JT: I was really pleased to see that Tom Watson will be able to play in the Open at St Andrews next year and mark the end of his time in the championship at the Home of Golf. Too often it seems that golf, and sport in general, sticks with rigid rules and I think the R&A should be commended for showing some initiative and flexibility in allowing a great of the game to have a fitting Open finale. 

DM: We’re all looking forward to giving Tom Watson the send-off he deserves. This is a man who may well lead an American Ryder Cup team to victory on Scottish soil in a couple of months and he will still be revered by the home fans. I must say, though, I do have some issues with bending the rules at a time when the R&A are unashamedly pursuing an agenda of trying to assemble the strongest possible field for the Open. That is something that has come at the expense of a little romance disappearing from the qualifying process in recent years. I’m not sure anyone is arguing that Watson gets a place at St Andrews in 2015 because he makes the field stronger, are they?
I know I would rather watch Watson play every year than an amateur or Challenge Tour player that makes it through qualifying – JT JT: Stronger, no. But most certainly better. I know I would rather watch Watson play every year than an amateur or Challenge Tour player that makes it through qualifying. I think you’ve probably got to set this into context and say that Watson is a once in a generation player, so even if the R&A do bend their rules, it won’t really set much of a precedent. We should also remember that Watson is only in this position because he played so well at Turnberry in 2009 and got an extra five years in the tournament.

DM: Well, the truth is that the R&A had to fiddle with the rules after Watson’s amazing performance in 2009. Prior to that, they had lowered the age that past champions were exempt until from 65 to 60. At the time, Watson’s heroics at Turnberry only entitled him to play the following year. Then they created a new category which says past champions finishing in the top 10 get a further five-year exemption, which takes us up to this year.
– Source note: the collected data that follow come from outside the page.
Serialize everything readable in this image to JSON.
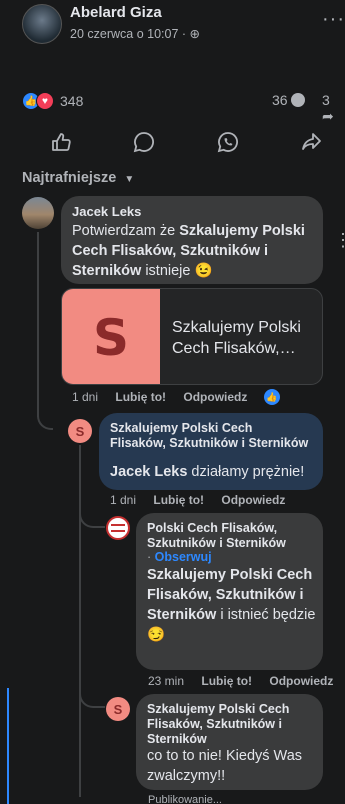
{
  "post": {
    "author": "Abelard Giza",
    "date": "20 czerwca o 10:07 ·",
    "reactions_count": "348",
    "comments_count": "36",
    "shares_count": "3"
  },
  "sort_label": "Najtrafniejsze",
  "comments": [
    {
      "author": "Jacek Leks",
      "text_prefix": "Potwierdzam że ",
      "mention": "Szkalujemy Polski Cech Flisaków, Szkutników i Sterników",
      "text_suffix": " istnieje 😉",
      "link_title": "Szkalujemy Polski Cech Flisaków,…",
      "time": "1 dni",
      "like": "Lubię to!",
      "reply": "Odpowiedz"
    },
    {
      "author": "Szkalujemy Polski Cech Flisaków, Szkutników i Sterników",
      "mention": "Jacek Leks",
      "text_suffix": " działamy prężnie!",
      "time": "1 dni",
      "like": "Lubię to!",
      "reply": "Odpowiedz"
    },
    {
      "author": "Polski Cech Flisaków, Szkutników i Sterników",
      "follow": "Obserwuj",
      "mention": "Szkalujemy Polski Cech Flisaków, Szkutników i Sterników",
      "text_suffix": " i istnieć będzie 😏",
      "time": "23 min",
      "like": "Lubię to!",
      "reply": "Odpowiedz"
    },
    {
      "author": "Szkalujemy Polski Cech Flisaków, Szkutników i Sterników",
      "text": "co to to nie! Kiedyś Was zwalczymy!!",
      "status": "Publikowanie..."
    }
  ],
  "colors": {
    "blue": "#2d88ff",
    "brand_s": "#f28b82",
    "brand_s_dark": "#8b2a2a"
  }
}
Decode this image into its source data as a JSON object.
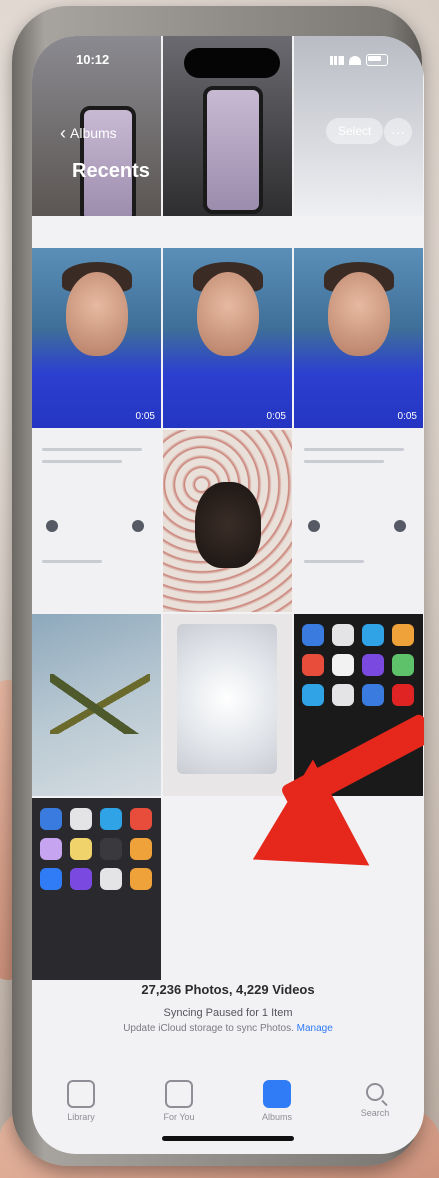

Actually, they probably should have thought then that Watson might want to finish at St Andrews. So it is a little bit of a fudge, and, instinctively, I am uncomfortable with that. I should say at this point that I have consistently argued for past champions receiving long exemptions – I think they add a great deal to the championship, and especially to those who actually attend the Open. It can make your day to watch one of the greats hit a shot at close quarters.

JT: Agreed. It does seem a little odd that this hasn’t been thought about up until now, but I suppose the R&A weren’t to know that he would still be playing now and be so prominent in the minds of UK golf fans as a Ryder Cup captain. Surely if one lesson is to come from this, it would be for longer exemptions for the greats of the game, as you say. If, hypothetically, you said that anyone who wins the Open three or more times gets a lifetime exemption, you would only have Woods, Faldo, Watson, Nicklaus and Player that would currently be able to make some kind of appearance. Obviously they all wouldn’t play now, but the point is that it is a very select bunch that wouldn’t devalue the field.

DM: As an invitational tournament, the Masters can and does do what it wants. Hence you get some curious invites to prominent Asian players that you can only conclude are based more on TV ratings in that part of the world than a player’s pedigree. It’s a little different with the Open, as they are trying to set out their rules with the aim of assembling the strongest-possible field. What we can agree on is that Watson’s farewell that week will be the story of the Open, at least until the Friday, presuming he doesn’t make the cut. And all true golf fans will enjoy giving him the send-off he deserves in the country where he won four of his five Claret Jugs – though curiously he never won at St Andrews.